Photo of Dr. Carmel Dyer with a patient.
Carmel Bitondo Dyer, MD, led the UTHealth Houston Consortium on Aging and was the first director of the Joan and Stanford Alexander Division of Geriatric and Palliative Medicine at McGovern Medical School at UTHealth Houston.

The legacy of Carmel Bitondo Dyer, MD, lives on in the same communities she sought to impact throughout her career.

The late Dyer revolutionized geriatric health care across the country. She led the UTHealth Houston Consortium on Aging and was the first director of the Joan and Stanford Alexander Division of Geriatric and Palliative Medicine at McGovern Medical School.

In a unique collaboration, the UTHealth Houston Consortium on Aging, CarePartners, and Wheeler Avenue Baptist Church have teamed up to form the Carmel B. Dyer Second Family Program to combat elder abuse, using startup funding from ElderAbuse.org, a national nonprofit led by Dyer’s longtime friend and colleague Mark Lachs, MD, MPH, from Cornell University.

Second Family Program pairs health professional students and peers with older adults living in Houston’s Third Ward to provide social connection, prevention, and resilience against elder mistreatment, and supportive care for those living in isolation and/or with dementia.
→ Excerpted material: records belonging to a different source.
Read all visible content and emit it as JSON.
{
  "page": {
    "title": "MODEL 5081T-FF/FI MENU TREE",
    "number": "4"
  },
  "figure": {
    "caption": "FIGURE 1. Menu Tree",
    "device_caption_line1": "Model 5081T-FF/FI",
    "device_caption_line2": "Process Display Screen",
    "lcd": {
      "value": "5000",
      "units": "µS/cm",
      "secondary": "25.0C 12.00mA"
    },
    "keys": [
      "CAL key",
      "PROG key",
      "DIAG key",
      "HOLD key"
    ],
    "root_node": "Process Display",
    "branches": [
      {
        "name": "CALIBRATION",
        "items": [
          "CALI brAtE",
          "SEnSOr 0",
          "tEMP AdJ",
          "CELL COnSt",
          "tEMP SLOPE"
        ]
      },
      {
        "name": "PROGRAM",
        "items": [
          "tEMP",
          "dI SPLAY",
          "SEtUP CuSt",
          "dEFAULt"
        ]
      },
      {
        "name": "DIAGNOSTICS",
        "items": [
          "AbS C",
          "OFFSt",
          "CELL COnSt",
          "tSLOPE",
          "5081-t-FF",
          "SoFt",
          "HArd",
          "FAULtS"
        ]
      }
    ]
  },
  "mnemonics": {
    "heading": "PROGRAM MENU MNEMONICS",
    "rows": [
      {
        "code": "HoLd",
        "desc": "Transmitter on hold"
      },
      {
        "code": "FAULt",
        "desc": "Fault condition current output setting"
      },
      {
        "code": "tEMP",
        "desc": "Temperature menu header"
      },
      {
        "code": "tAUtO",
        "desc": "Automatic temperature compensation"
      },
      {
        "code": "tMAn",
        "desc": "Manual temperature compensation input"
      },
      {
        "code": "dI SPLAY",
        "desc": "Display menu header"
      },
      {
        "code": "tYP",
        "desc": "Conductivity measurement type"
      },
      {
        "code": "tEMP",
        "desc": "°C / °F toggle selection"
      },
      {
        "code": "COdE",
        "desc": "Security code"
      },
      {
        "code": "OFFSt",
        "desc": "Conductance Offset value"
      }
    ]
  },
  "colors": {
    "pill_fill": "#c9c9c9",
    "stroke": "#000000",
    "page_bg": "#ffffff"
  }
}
“This program continues Dr. Dyer’s compassionate work, and I know she would be proud,” said Jason Burnett, PhD, co-director of the Texas Elder Abuse and Mistreatment Institute and associate professor of geriatric and palliative medicine at McGovern Medical School. “These ‘second family’ connections for homebound individuals offer ongoing support and companionship to Third Ward residents, where Dr. Dyer spent two decades providing clinical care to older adults.”
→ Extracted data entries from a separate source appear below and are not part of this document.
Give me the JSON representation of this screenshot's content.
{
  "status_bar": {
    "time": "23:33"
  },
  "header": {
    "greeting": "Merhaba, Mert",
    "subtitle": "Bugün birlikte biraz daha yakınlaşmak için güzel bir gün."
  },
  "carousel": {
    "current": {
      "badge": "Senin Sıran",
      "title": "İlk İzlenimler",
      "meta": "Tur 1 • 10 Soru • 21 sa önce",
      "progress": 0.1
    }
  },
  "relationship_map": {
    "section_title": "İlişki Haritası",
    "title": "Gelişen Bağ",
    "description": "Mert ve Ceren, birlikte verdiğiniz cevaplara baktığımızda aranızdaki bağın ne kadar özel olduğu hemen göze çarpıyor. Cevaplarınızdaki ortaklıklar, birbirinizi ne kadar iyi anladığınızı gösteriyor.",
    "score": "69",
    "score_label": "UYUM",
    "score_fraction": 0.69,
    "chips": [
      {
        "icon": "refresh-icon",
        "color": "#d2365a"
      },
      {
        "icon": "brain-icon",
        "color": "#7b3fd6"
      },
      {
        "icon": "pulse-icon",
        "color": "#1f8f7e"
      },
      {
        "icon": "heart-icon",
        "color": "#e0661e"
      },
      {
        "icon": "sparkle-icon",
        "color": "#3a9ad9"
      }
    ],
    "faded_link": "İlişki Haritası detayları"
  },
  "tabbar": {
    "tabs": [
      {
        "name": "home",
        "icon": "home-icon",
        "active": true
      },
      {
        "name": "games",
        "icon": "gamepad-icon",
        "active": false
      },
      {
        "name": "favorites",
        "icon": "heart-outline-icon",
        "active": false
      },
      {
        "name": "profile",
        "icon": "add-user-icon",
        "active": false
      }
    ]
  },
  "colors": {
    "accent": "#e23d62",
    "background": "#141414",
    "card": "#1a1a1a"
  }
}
Volunteers are trained to identify and respond to signs and symptoms of elder mistreatment and provide basic coaching and consultation to family caregivers, specifically regarding stress management and available resources.
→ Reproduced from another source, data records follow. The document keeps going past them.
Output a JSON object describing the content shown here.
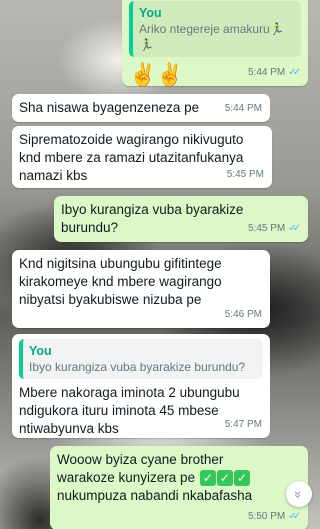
{
  "messages": [
    {
      "id": "m1",
      "direction": "outgoing",
      "quote": {
        "author": "You",
        "text": "Ariko ntegereje amakuru🏃‍♂️🏃‍♂️"
      },
      "text": "✌✌",
      "time": "5:44 PM",
      "status_icon": "double-check-icon"
    },
    {
      "id": "m2",
      "direction": "incoming",
      "text": "Sha nisawa byagenzeneza pe",
      "time": "5:44 PM"
    },
    {
      "id": "m3",
      "direction": "incoming",
      "text": "Siprematozoide wagirango nikivuguto knd mbere za ramazi utazitanfukanya namazi kbs",
      "time": "5:45 PM"
    },
    {
      "id": "m4",
      "direction": "outgoing",
      "text": "Ibyo kurangiza vuba byarakize burundu?",
      "time": "5:45 PM",
      "status_icon": "double-check-icon"
    },
    {
      "id": "m5",
      "direction": "incoming",
      "text": "Knd nigitsina ubungubu gifitintege kirakomeye knd mbere wagirango nibyatsi byakubiswe nizuba pe",
      "time": "5:46 PM"
    },
    {
      "id": "m6",
      "direction": "incoming",
      "quote": {
        "author": "You",
        "text": "Ibyo kurangiza vuba byarakize burundu?"
      },
      "text": "Mbere nakoraga iminota 2  ubungubu ndigukora ituru iminota 45 mbese ntiwabyunva kbs",
      "time": "5:47 PM"
    },
    {
      "id": "m7",
      "direction": "outgoing",
      "text_before": "Wooow byiza cyane brother warakoze kunyizera pe",
      "text_after": "nukumpuza nabandi nkabafasha",
      "time": "5:50 PM",
      "status_icon": "double-check-icon"
    }
  ],
  "icons": {
    "scroll_down": "chevron-double-down-icon",
    "check_box_emoji": "check-mark-button-icon"
  },
  "colors": {
    "incoming_bubble": "#ffffff",
    "outgoing_bubble": "#dcf8c6",
    "quote_accent": "#06cf9c",
    "read_ticks": "#4fb6ec"
  }
}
Efforts include weekly telephone calls, in-person visits to individuals’ homes, group education, social events, and respite care options for the participants’ family members and caretakers.

“My father, Dr. William A. Lawson, had a long and fruitful partnership with Dr. Dyer,” said Cheryl Lawson, a key member of the initiative’s advisory council and daughter of the founding pastor of Wheeler Avenue Baptist Church. “They both had a passion for these seniors. Many of those seniors have been part of the Wheeler Avenue family for decades, and we’re concerned about their isolation and heightened risk for abuse and neglect due to COVID. Through this collaboration, we can bring compassion and connection right into their homes. It’s a marvelous way to honor Dr. Dyer’s work, and it’s only possible because of community partnerships and trust.”

Trained health professional students from UTHealth Houston and Rice University and community peers have started reaching out to Third Ward’s elderly population to offer meaningful social connections. The program has already shown success with five older adults enrolled and many more students ready to engage.

The UTHealth Houston Consortium on Aging played an instrumental role in the development of the Carmel B. Dyer Second Family Program.

“We will stay fully engaged with this program to support its mission and success at meeting the social needs of some of the most vulnerable older adults in our community — a mission that Dr. Dyer lived,” said Burnett, a core faculty member of the Consortium on Aging. “The consortium will do this through steering committee work as we all assist this program with evaluation efforts.”

CarePartners, a Houston-based nonprofit organization that provides care for older adults and people with dementia, is providing logistical support. ElderAbuse.org, an advocacy and educational nonprofit has provided funding as well as donor matching.

Organizers plan to expand the program to two more underserved areas where Dyer treated patients, Burnett said.

Dyer dedicated her career to preventing elder abuse, training the next generation of geriatricians, and revolutionizing access to specialized health care for older adults. She died in 2021 at the age of 62.